Reflecting on the role of the UN in supporting the human right to a healthy environment

What is needed to bridge the gap between human rights practices and the human right to a healthy environment? The UN Development Programme (UNDP) invited Hub Director Elisa Morgera to contribute to answering this question during the UNDP Annual Meeting on Rule of Law and Human Rights (20-22 June 2023).
Continuing Hub engagement with the UN System on this topic, Morgera was first asked to reflect on how human rights and biodiversity are connected and how can this help us improve our understanding on advancing the right to a healthy environment. She underscored that the full enjoyment of human rights (life, health, food, water, culture) depends on biodiversity and ecosystem services from the microbial level to planetary health (including the role of marine biodiversity in the protection of oxygen, global carbon cycle and global water cycles, and climate regulation), with particular impacts on Indigenous Peoples, small-scale fishers, women and children. But these connections remain less understood than the human rights impacts of pollution and climate change, even if these two global environmental challenges are inter-twined with biodiversity loss.
Morgera then explained that the implication of the recognition in science and in international law about the inter-dependence of biodiversity and human rights is that no unjustified, foreseeable infringements of human rights should arise from decisions on biodiversity. This concerns both the decisions of public authorities that may infringe biodiversity-dependent human rights and States’ obligations to prevent business entities from violating these rights in the context of extractives, the creation of protected areas, climate change response measures, or renewables development. She emphasised that in this connection more attention needs to be placed on the ocean-climate nexus and the blue economy (marine renewables, offshore oil and gas; deep-seabed mining; fisheries and ocean plastic).
In terms of recommendations to UNDP and other organisations in the UN System, Morgera recommended that they build capacity to apply human rights to clarify the minimum conduct required from States in implementing international environmental law, to ensure protection of biodiversity and human rights, and put in place procedural guarantees (effective national laws and access to remedies). In particular, she recommended developing training programmes (for judges, national human rights institutions, environmental assessment experts) on human rights as a proactive tool for system thinking and capacity-building to cooperate across different sectors to apply both the ecosystem approach and the human rights-based approach.
The session included among the speakers Pichamon Yeophantong, Chairperson of the UN Working Group on Business and Human Rights, to which the Hub recently made a submission on the need to protect human rights in the context of just transition through blue economies.

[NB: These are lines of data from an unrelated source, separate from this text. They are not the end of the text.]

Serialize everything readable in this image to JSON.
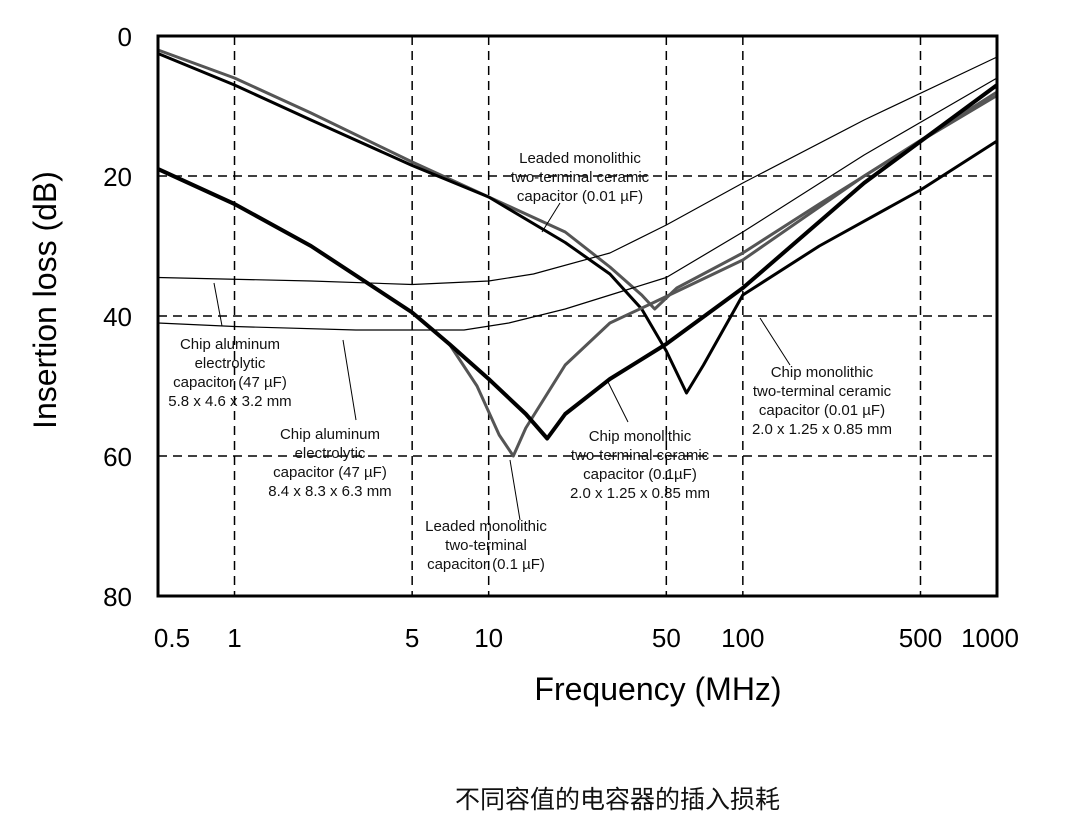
{
  "chart_data": {
    "type": "line",
    "title": "",
    "xlabel": "Frequency (MHz)",
    "ylabel": "Insertion loss (dB)",
    "x_scale": "log",
    "xlim": [
      0.5,
      1000
    ],
    "ylim": [
      0,
      80
    ],
    "y_inverted": true,
    "grid": "dashed at x=1,5,10,50,100,500 and y=20,40,60",
    "x_ticks": [
      0.5,
      1,
      5,
      10,
      50,
      100,
      500,
      1000
    ],
    "x_tick_labels": [
      "0.5",
      "1",
      "5",
      "10",
      "50",
      "100",
      "500",
      "1000"
    ],
    "y_ticks": [
      0,
      20,
      40,
      60,
      80
    ],
    "y_tick_labels": [
      "0",
      "20",
      "40",
      "60",
      "80"
    ],
    "x_grid": [
      1,
      5,
      10,
      50,
      100,
      500
    ],
    "y_grid": [
      20,
      40,
      60
    ],
    "series": [
      {
        "name": "Leaded monolithic two-terminal ceramic capacitor (0.01 µF)",
        "color": "#555555",
        "style": "thick",
        "points": [
          [
            0.5,
            2
          ],
          [
            1,
            6
          ],
          [
            2,
            11
          ],
          [
            5,
            18
          ],
          [
            10,
            23
          ],
          [
            20,
            28
          ],
          [
            30,
            33
          ],
          [
            40,
            37
          ],
          [
            45,
            39
          ],
          [
            55,
            36
          ],
          [
            100,
            31
          ],
          [
            200,
            24
          ],
          [
            500,
            15
          ],
          [
            1000,
            8.5
          ]
        ]
      },
      {
        "name": "Chip monolithic two-terminal ceramic capacitor (0.01 µF) 2.0 x 1.25 x 0.85 mm",
        "color": "#000000",
        "style": "thick",
        "points": [
          [
            0.5,
            2.5
          ],
          [
            1,
            7
          ],
          [
            2,
            12
          ],
          [
            5,
            18.5
          ],
          [
            10,
            23
          ],
          [
            20,
            29.5
          ],
          [
            30,
            34
          ],
          [
            40,
            39
          ],
          [
            50,
            45
          ],
          [
            60,
            51
          ],
          [
            70,
            47
          ],
          [
            100,
            37
          ],
          [
            200,
            30
          ],
          [
            500,
            22
          ],
          [
            1000,
            15
          ]
        ]
      },
      {
        "name": "Leaded monolithic two-terminal capacitor (0.1 µF)",
        "color": "#555555",
        "style": "thick",
        "points": [
          [
            0.5,
            19
          ],
          [
            1,
            24
          ],
          [
            2,
            30
          ],
          [
            5,
            39.5
          ],
          [
            7,
            44
          ],
          [
            9,
            50
          ],
          [
            11,
            57
          ],
          [
            12.5,
            60
          ],
          [
            14,
            56
          ],
          [
            20,
            47
          ],
          [
            30,
            41
          ],
          [
            45,
            38
          ],
          [
            100,
            32
          ],
          [
            300,
            20
          ],
          [
            1000,
            8
          ]
        ]
      },
      {
        "name": "Chip monolithic two-terminal ceramic capacitor (0.1µF) 2.0 x 1.25 x 0.85 mm",
        "color": "#000000",
        "style": "thickest",
        "points": [
          [
            0.5,
            19
          ],
          [
            1,
            24
          ],
          [
            2,
            30
          ],
          [
            5,
            39.5
          ],
          [
            7,
            44
          ],
          [
            10,
            49
          ],
          [
            14,
            54
          ],
          [
            17,
            57.5
          ],
          [
            20,
            54
          ],
          [
            30,
            49
          ],
          [
            50,
            44
          ],
          [
            100,
            36
          ],
          [
            300,
            21
          ],
          [
            1000,
            7
          ]
        ]
      },
      {
        "name": "Chip aluminum electrolytic capacitor (47 µF) 5.8 x 4.6 x 3.2 mm",
        "color": "#000000",
        "style": "thin",
        "points": [
          [
            0.5,
            34.5
          ],
          [
            2,
            35
          ],
          [
            5,
            35.5
          ],
          [
            10,
            35
          ],
          [
            15,
            34
          ],
          [
            30,
            31
          ],
          [
            50,
            27
          ],
          [
            100,
            21
          ],
          [
            300,
            12
          ],
          [
            1000,
            3
          ]
        ]
      },
      {
        "name": "Chip aluminum electrolytic capacitor (47 µF) 8.4 x 8.3 x 6.3 mm",
        "color": "#000000",
        "style": "thin",
        "points": [
          [
            0.5,
            41
          ],
          [
            1,
            41.5
          ],
          [
            3,
            42
          ],
          [
            8,
            42
          ],
          [
            12,
            41
          ],
          [
            20,
            39
          ],
          [
            50,
            34.5
          ],
          [
            100,
            28
          ],
          [
            300,
            17
          ],
          [
            1000,
            6
          ]
        ]
      }
    ],
    "annotations": [
      {
        "lines": [
          "Leaded monolithic",
          "two-terminal ceramic",
          "capacitor (0.01 µF)"
        ]
      },
      {
        "lines": [
          "Chip monolithic",
          "two-terminal ceramic",
          "capacitor (0.01 µF)",
          "2.0 x 1.25 x 0.85 mm"
        ]
      },
      {
        "lines": [
          "Chip monolithic",
          "two-terminal ceramic",
          "capacitor (0.1µF)",
          "2.0 x 1.25 x 0.85 mm"
        ]
      },
      {
        "lines": [
          "Leaded monolithic",
          "two-terminal",
          "capacitor (0.1 µF)"
        ]
      },
      {
        "lines": [
          "Chip aluminum",
          "electrolytic",
          "capacitor (47 µF)",
          "5.8 x 4.6 x 3.2 mm"
        ]
      },
      {
        "lines": [
          "Chip aluminum",
          "electrolytic",
          "capacitor (47 µF)",
          "8.4 x 8.3 x 6.3 mm"
        ]
      }
    ]
  },
  "caption": "不同容值的电容器的插入损耗"
}
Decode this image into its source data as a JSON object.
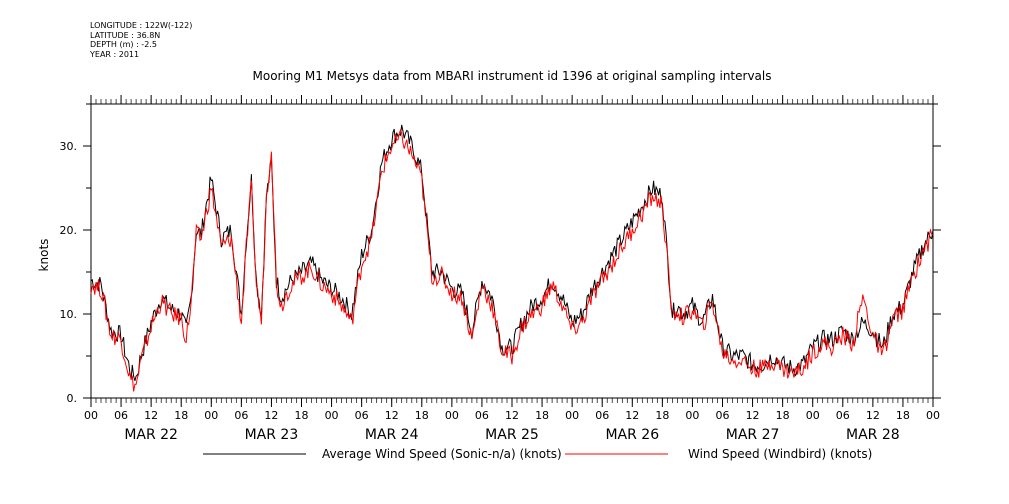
{
  "metadata": [
    "LONGITUDE : 122W(-122)",
    "LATITUDE : 36.8N",
    "DEPTH (m) : -2.5",
    "YEAR : 2011"
  ],
  "chart_data": {
    "type": "line",
    "title": "Mooring M1 Metsys data from MBARI instrument id 1396 at original sampling intervals",
    "ylabel": "knots",
    "xlabel": "",
    "ylim": [
      0,
      35
    ],
    "yticks": [
      0,
      10,
      20,
      30
    ],
    "ytick_labels": [
      "0.",
      "10.",
      "20.",
      "30."
    ],
    "xlim_hours": [
      0,
      168
    ],
    "hour_tick_labels": [
      "00",
      "06",
      "12",
      "18"
    ],
    "day_labels": [
      "MAR 22",
      "MAR 23",
      "MAR 24",
      "MAR 25",
      "MAR 26",
      "MAR 27",
      "MAR 28"
    ],
    "grid": false,
    "legend_position": "bottom",
    "series": [
      {
        "name": "Average Wind Speed (Sonic-n/a) (knots)",
        "color": "#000000",
        "x": [
          0,
          2,
          4,
          6,
          7,
          8,
          9,
          10,
          12,
          14,
          16,
          18,
          19,
          20,
          21,
          22,
          23,
          24,
          26,
          28,
          30,
          31,
          32,
          33,
          34,
          35,
          36,
          37,
          38,
          39,
          40,
          42,
          44,
          46,
          48,
          50,
          52,
          54,
          56,
          58,
          60,
          62,
          64,
          66,
          68,
          70,
          72,
          74,
          76,
          78,
          80,
          82,
          84,
          86,
          88,
          90,
          92,
          94,
          96,
          98,
          100,
          102,
          104,
          106,
          108,
          110,
          112,
          114,
          116,
          117,
          118,
          120,
          122,
          124,
          126,
          128,
          130,
          132,
          134,
          136,
          138,
          140,
          142,
          144,
          146,
          148,
          150,
          152,
          154,
          156,
          158,
          160,
          162,
          164,
          166,
          168
        ],
        "y": [
          14,
          13.5,
          8,
          7.5,
          5,
          3,
          2.5,
          5,
          9,
          12,
          10.5,
          10,
          8,
          12,
          20,
          19.5,
          23,
          26,
          19,
          20,
          10,
          19,
          26,
          14,
          10,
          24,
          28,
          14,
          12,
          13,
          14,
          15,
          16,
          14,
          13,
          12,
          10,
          17,
          20,
          28,
          31,
          32,
          30,
          27,
          15,
          15,
          13,
          12.5,
          8,
          14,
          12,
          6,
          6,
          9,
          11,
          12,
          14,
          12,
          9,
          10,
          13,
          15,
          17,
          19,
          21,
          23,
          25,
          24,
          10,
          11,
          10,
          11,
          9,
          12,
          6,
          5,
          5,
          4,
          4,
          5,
          4,
          3.5,
          4,
          6,
          7,
          7,
          8,
          7,
          9,
          8,
          6,
          10,
          11,
          15,
          18,
          20
        ]
      },
      {
        "name": "Wind Speed (Windbird) (knots)",
        "color": "#ff0000",
        "x": [
          0,
          2,
          4,
          6,
          7,
          8,
          9,
          10,
          12,
          14,
          16,
          18,
          19,
          20,
          21,
          22,
          23,
          24,
          26,
          28,
          30,
          31,
          32,
          33,
          34,
          35,
          36,
          37,
          38,
          39,
          40,
          42,
          44,
          46,
          48,
          50,
          52,
          54,
          56,
          58,
          60,
          62,
          64,
          66,
          68,
          70,
          72,
          74,
          76,
          78,
          80,
          82,
          84,
          86,
          88,
          90,
          92,
          94,
          96,
          98,
          100,
          102,
          104,
          106,
          108,
          110,
          112,
          114,
          116,
          117,
          118,
          120,
          122,
          124,
          126,
          128,
          130,
          132,
          134,
          136,
          138,
          140,
          142,
          144,
          146,
          148,
          150,
          152,
          154,
          156,
          158,
          160,
          162,
          164,
          166,
          168
        ],
        "y": [
          13.5,
          13,
          7.5,
          7,
          4.5,
          2,
          1.5,
          4.5,
          8.5,
          11.5,
          10,
          9.5,
          7,
          11.5,
          19.5,
          19,
          22,
          25,
          18,
          19,
          9,
          18,
          25,
          13.5,
          9,
          24,
          30,
          13.5,
          11,
          12.5,
          13.5,
          14.5,
          15.5,
          13.5,
          12.5,
          11,
          9,
          16,
          19,
          27,
          30,
          31,
          29,
          26,
          14.5,
          14.5,
          12.5,
          12,
          7,
          13.5,
          11,
          5.5,
          5,
          8.5,
          10,
          11,
          13.5,
          11,
          8,
          9,
          12,
          14,
          16,
          18,
          20,
          22,
          24,
          23,
          9.5,
          10.5,
          9.5,
          10.5,
          8.5,
          11.5,
          5.5,
          4.5,
          4.5,
          3.5,
          3.5,
          4.5,
          3.5,
          3,
          3.5,
          5.5,
          6.5,
          6,
          7.5,
          6.5,
          12,
          7.5,
          5,
          9.5,
          10.5,
          14.5,
          17.5,
          19.5
        ]
      }
    ]
  }
}
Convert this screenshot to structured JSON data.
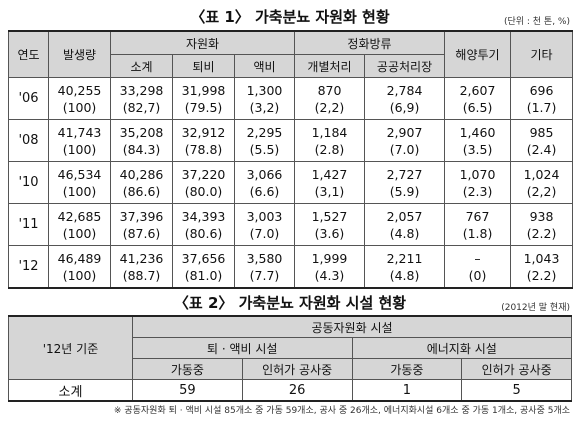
{
  "table1": {
    "title": "〈표 1〉 가축분뇨 자원화 현황",
    "unit": "(단위 : 천 톤, %)",
    "header": {
      "year": "연도",
      "total": "발생량",
      "recycle": "자원화",
      "recycle_sub": [
        "소계",
        "퇴비",
        "액비"
      ],
      "purify": "정화방류",
      "purify_sub": [
        "개별처리",
        "공공처리장"
      ],
      "ocean": "해양투기",
      "other": "기타"
    },
    "rows": [
      {
        "year": "'06",
        "cells": [
          [
            "40,255",
            "(100)"
          ],
          [
            "33,298",
            "(82,7)"
          ],
          [
            "31,998",
            "(79.5)"
          ],
          [
            "1,300",
            "(3,2)"
          ],
          [
            "870",
            "(2,2)"
          ],
          [
            "2,784",
            "(6,9)"
          ],
          [
            "2,607",
            "(6.5)"
          ],
          [
            "696",
            "(1.7)"
          ]
        ]
      },
      {
        "year": "'08",
        "cells": [
          [
            "41,743",
            "(100)"
          ],
          [
            "35,208",
            "(84.3)"
          ],
          [
            "32,912",
            "(78.8)"
          ],
          [
            "2,295",
            "(5.5)"
          ],
          [
            "1,184",
            "(2.8)"
          ],
          [
            "2,907",
            "(7.0)"
          ],
          [
            "1,460",
            "(3.5)"
          ],
          [
            "985",
            "(2.4)"
          ]
        ]
      },
      {
        "year": "'10",
        "cells": [
          [
            "46,534",
            "(100)"
          ],
          [
            "40,286",
            "(86.6)"
          ],
          [
            "37,220",
            "(80.0)"
          ],
          [
            "3,066",
            "(6.6)"
          ],
          [
            "1,427",
            "(3,1)"
          ],
          [
            "2,727",
            "(5.9)"
          ],
          [
            "1,070",
            "(2.3)"
          ],
          [
            "1,024",
            "(2,2)"
          ]
        ]
      },
      {
        "year": "'11",
        "cells": [
          [
            "42,685",
            "(100)"
          ],
          [
            "37,396",
            "(87.6)"
          ],
          [
            "34,393",
            "(80.6)"
          ],
          [
            "3,003",
            "(7.0)"
          ],
          [
            "1,527",
            "(3.6)"
          ],
          [
            "2,057",
            "(4.8)"
          ],
          [
            "767",
            "(1.8)"
          ],
          [
            "938",
            "(2.2)"
          ]
        ]
      },
      {
        "year": "'12",
        "cells": [
          [
            "46,489",
            "(100)"
          ],
          [
            "41,236",
            "(88.7)"
          ],
          [
            "37,656",
            "(81.0)"
          ],
          [
            "3,580",
            "(7.7)"
          ],
          [
            "1,999",
            "(4.3)"
          ],
          [
            "2,211",
            "(4.8)"
          ],
          [
            "–",
            "(0)"
          ],
          [
            "1,043",
            "(2.2)"
          ]
        ]
      }
    ]
  },
  "table2": {
    "title": "〈표 2〉 가축분뇨 자원화 시설 현황",
    "note": "(2012년 말 현재)",
    "header": {
      "basis": "'12년 기준",
      "group": "공동자원화 시설",
      "sub": [
        "퇴 · 액비 시설",
        "에너지화 시설"
      ],
      "status": [
        "가동중",
        "인허가 공사중",
        "가동중",
        "인허가 공사중"
      ]
    },
    "row": {
      "label": "소계",
      "values": [
        "59",
        "26",
        "1",
        "5"
      ]
    },
    "footnote": "※ 공동자원화 퇴 · 액비 시설 85개소 중 가동 59개소, 공사 중 26개소, 에너지화시설 6개소 중 가동 1개소, 공사중 5개소"
  }
}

The UNDP Annual Meeting serves as a virtual forum to enable exchange on the current development context in relation to the rule of law, human rights, justice and security. One session was devoted to the human right to a healthy environment to identify ways to work across human rights and environmental disciplines, to protect both the environment and the people who depend on it. The video-recording of the event can be found on UNDP YouTube channel.